Harold Ford Jr.'s claims to be "pro-choice" on abortion and supportive of civil unions for same-sex couples have sparked criticism that he has flip-flopped since saying he might run for U.S. Senate this year in New York.
Mr. Ford, a five-term Democratic congressman from Memphis now living in New York City, is considering challenging Sen. Kirsten Gillibrand, D-N.Y., in the Democratic primary there.
Some of the 39-year-old Mr. Ford's statements in New York have caused liberal groups to raise eyebrows.
A YouTube video from Brave New Films, the documentarians behind films about Fox News and Walmart, labels Mr. Ford as "Ann Coulter's favorite Democrat," in reference to the conservative commentator and author. It includes clips of Mr. Ford stating opposition to same-sex marriage and abortion.
The video closes with a picture of Mr. Ford and large text stating, "Share this video with every New Yorker you know."
ABOUT HAROLD FORD JR.
* Age: 39
* Served in Congress from 1997-2007
* Has served as chairman for Democratic Leadership Council since 2007
* Has been an analyst/contributor for Fox News and MSNBC
In addition, NARAL Pro-Choice New York has posted a video under the title "Harold Ford is not pro-choice."
Mr. Ford was unavailable to comment for this story, but in 2006, while running against Republican Bob Corker for an open U.S. Senate seat in the Volunteer State, he told the Chattanooga Times Free Press he is "pro-life."
"I don't know how you can't be pro-life," he said.
Asked to describe in what way he is "pro-life," Mr. Ford said, "I love children. I love making sure they get child care. I love making sure they get a good school to go to."
Earlier this month, Mr. Ford told the New York Daily news he would "have a hard time going to my mama's house and have a hard time going home to my wife's home, our home, if I were not pro-choice."
Also in a 2006 Times Free Press editorial board meeting, Mr. Ford referred to his opposition to same-sex marriage, stating he was "not a liberal."

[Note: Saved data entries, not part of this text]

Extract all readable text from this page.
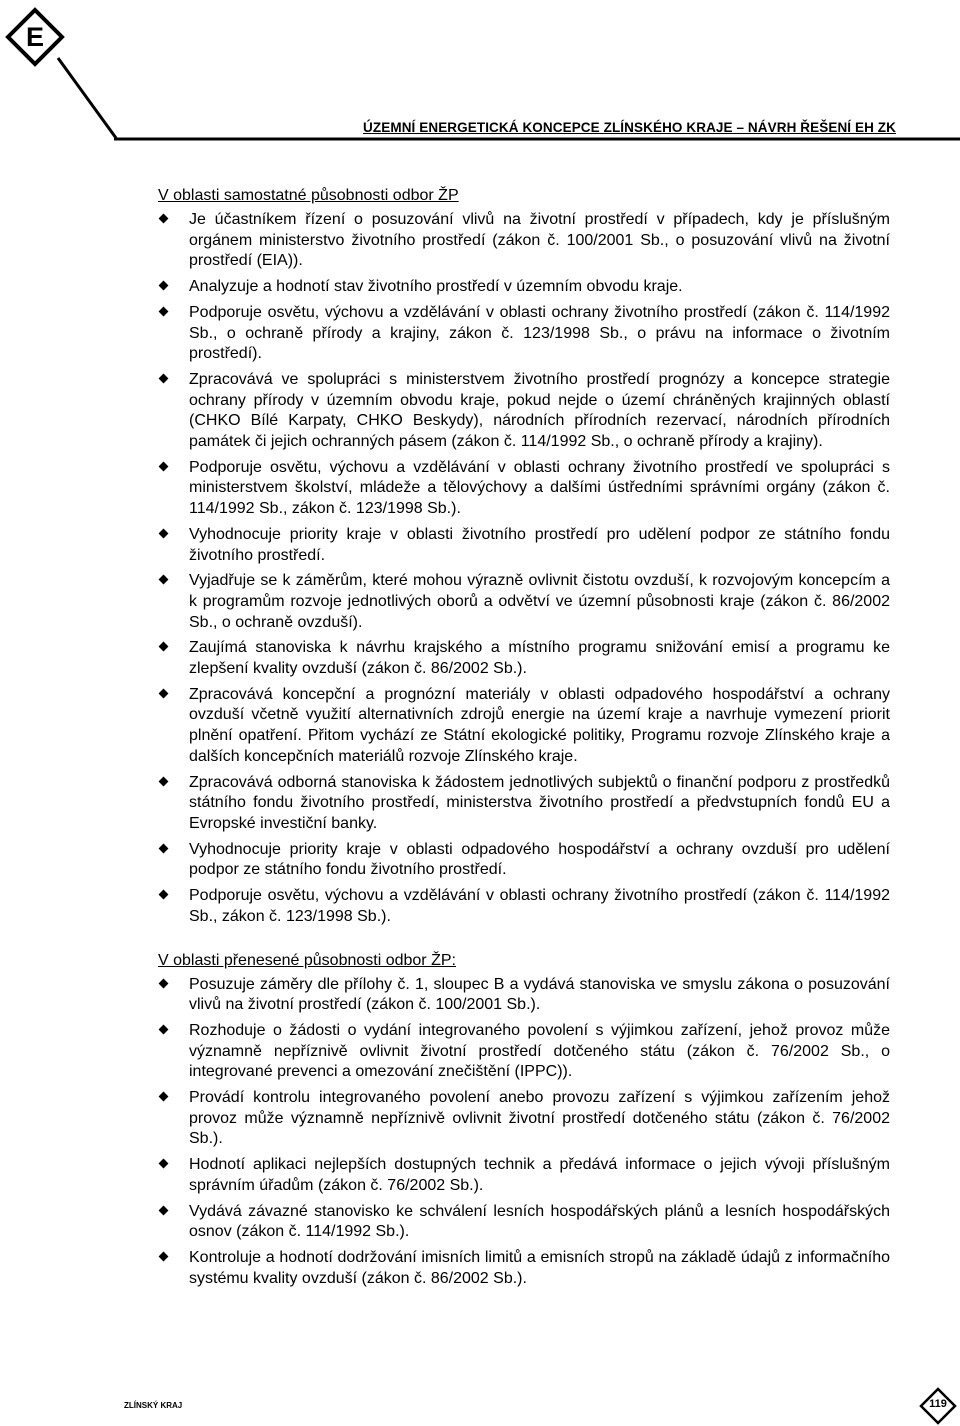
E
ÚZEMNÍ ENERGETICKÁ KONCEPCE ZLÍNSKÉHO KRAJE – NÁVRH ŘEŠENÍ EH ZK
V oblasti samostatné působnosti odbor ŽP
Je účastníkem řízení o posuzování vlivů na životní prostředí v případech, kdy je příslušným orgánem ministerstvo životního prostředí (zákon č. 100/2001 Sb., o posuzování vlivů na životní prostředí (EIA)).
Analyzuje a hodnotí stav životního prostředí v územním obvodu kraje.
Podporuje osvětu, výchovu a vzdělávání v oblasti ochrany životního prostředí (zákon č. 114/1992 Sb., o ochraně přírody a krajiny, zákon č. 123/1998 Sb., o právu na informace o životním prostředí).
Zpracovává ve spolupráci s ministerstvem životního prostředí prognózy a koncepce strategie ochrany přírody v územním obvodu kraje, pokud nejde o území chráněných krajinných oblastí (CHKO Bílé Karpaty, CHKO Beskydy), národních přírodních rezervací, národních přírodních památek či jejich ochranných pásem (zákon č. 114/1992 Sb., o ochraně přírody a krajiny).
Podporuje osvětu, výchovu a vzdělávání v oblasti ochrany životního prostředí ve spolupráci s ministerstvem školství, mládeže a tělovýchovy a dalšími ústředními správními orgány (zákon č. 114/1992 Sb., zákon č. 123/1998 Sb.).
Vyhodnocuje priority kraje v oblasti životního prostředí pro udělení podpor ze státního fondu životního prostředí.
Vyjadřuje se k záměrům, které mohou výrazně ovlivnit čistotu ovzduší, k rozvojovým koncepcím a k programům rozvoje jednotlivých oborů a odvětví ve územní působnosti kraje (zákon č. 86/2002 Sb., o ochraně ovzduší).
Zaujímá stanoviska k návrhu krajského a místního programu snižování emisí a programu ke zlepšení kvality ovzduší (zákon č. 86/2002 Sb.).
Zpracovává koncepční a prognózní materiály v oblasti odpadového hospodářství a ochrany ovzduší včetně využití alternativních zdrojů energie na území kraje a navrhuje vymezení priorit plnění opatření. Přitom vychází ze Státní ekologické politiky, Programu rozvoje Zlínského kraje a dalších koncepčních materiálů rozvoje Zlínského kraje.
Zpracovává odborná stanoviska k žádostem jednotlivých subjektů o finanční podporu z prostředků státního fondu životního prostředí, ministerstva životního prostředí a předvstupních fondů EU a Evropské investiční banky.
Vyhodnocuje priority kraje v oblasti odpadového hospodářství a ochrany ovzduší pro udělení podpor ze státního fondu životního prostředí.
Podporuje osvětu, výchovu a vzdělávání v oblasti ochrany životního prostředí (zákon č. 114/1992 Sb., zákon č. 123/1998 Sb.).
V oblasti přenesené působnosti odbor ŽP:
Posuzuje záměry dle přílohy č. 1, sloupec B a vydává stanoviska ve smyslu zákona o posuzování vlivů na životní prostředí (zákon č. 100/2001 Sb.).
Rozhoduje o žádosti o vydání integrovaného povolení s výjimkou zařízení, jehož provoz může významně nepříznivě ovlivnit životní prostředí dotčeného státu (zákon č. 76/2002 Sb., o integrované prevenci a omezování znečištění (IPPC)).
Provádí kontrolu integrovaného povolení anebo provozu zařízení s výjimkou zařízením jehož provoz může významně nepříznivě ovlivnit životní prostředí dotčeného státu (zákon č. 76/2002 Sb.).
Hodnotí aplikaci nejlepších dostupných technik a předává informace o jejich vývoji příslušným správním úřadům (zákon č. 76/2002 Sb.).
Vydává závazné stanovisko ke schválení lesních hospodářských plánů a lesních hospodářských osnov (zákon č. 114/1992 Sb.).
Kontroluje a hodnotí dodržování imisních limitů a emisních stropů na základě údajů z informačního systému kvality ovzduší (zákon č. 86/2002 Sb.).
ZLÍNSKÝ KRAJ	119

"I don't deal with political labels," Mr. Ford said. "And if you do, I don't know how many liberals support the public display of the Ten Commandments, who are opposed to same-sex marriage, who don't support amnesty (for illegal immigrants), who believe in building a wall (between the United States and Mexico), and who head up the faith-based caucus in the Congress."
This month in an appearance on NBC's "Today" show, Mr. Ford said he has supported civil unions for same-sex couples since 1996.
"It's a fiction between the two," he said. "Believe me, my support of fairness and equality long existed before I moved to New York."
He said the only change in his position was in "the language."
Larry Sabato, director of the University of Virginia's Center for Politics, said it's clear Mr. Ford's positions have moved left since he lost the 2006 election to Sen. Corker and moved to New York.
"The charges are true," Dr. Sabato said. "He's willing to take that criticism because his likely opponent, Kirsten Gillibrand, did precisely the same thing."
Dr. Sabato said Sen. Gillibrand was a blue-dog Democrat in a conservative district in upstate New York but became "a whole lot more liberal" once she took a statewide seat.
Tennessee Democratic Party Chairman Chip Forrester earlier this month called Mr. Ford "a bold, independent and progressive leader."
"If you examine his record in Congress, it was pro-labor, pro-choice, pro-environment and pro-civil rights," he said.
Mr. Ford has said he will decide by the end of February whether to run in the Empire State, according to The New York Times. But the newspaper reported that friends of Mr. Ford said "he was more likely than not to enter the race, and that they expected a decision well before his self-imposed deadline."
Mr. Ford has taken a 30-day leave from his job as an executive at Bank of America as he travels across New York meeting with voters, the Times reported. He also has reserved FordforNewYork.com and other campaign Web sites, according to The Times.
One thing that seems to have been decided is that Mr. Ford probably won't seek office again in Tennessee, said Bob Swansbrough, a political science professor at the University of Tennessee at Chattanooga.
"I'd be very surprised to see him come back and make a bid," Dr. Swansbrough said.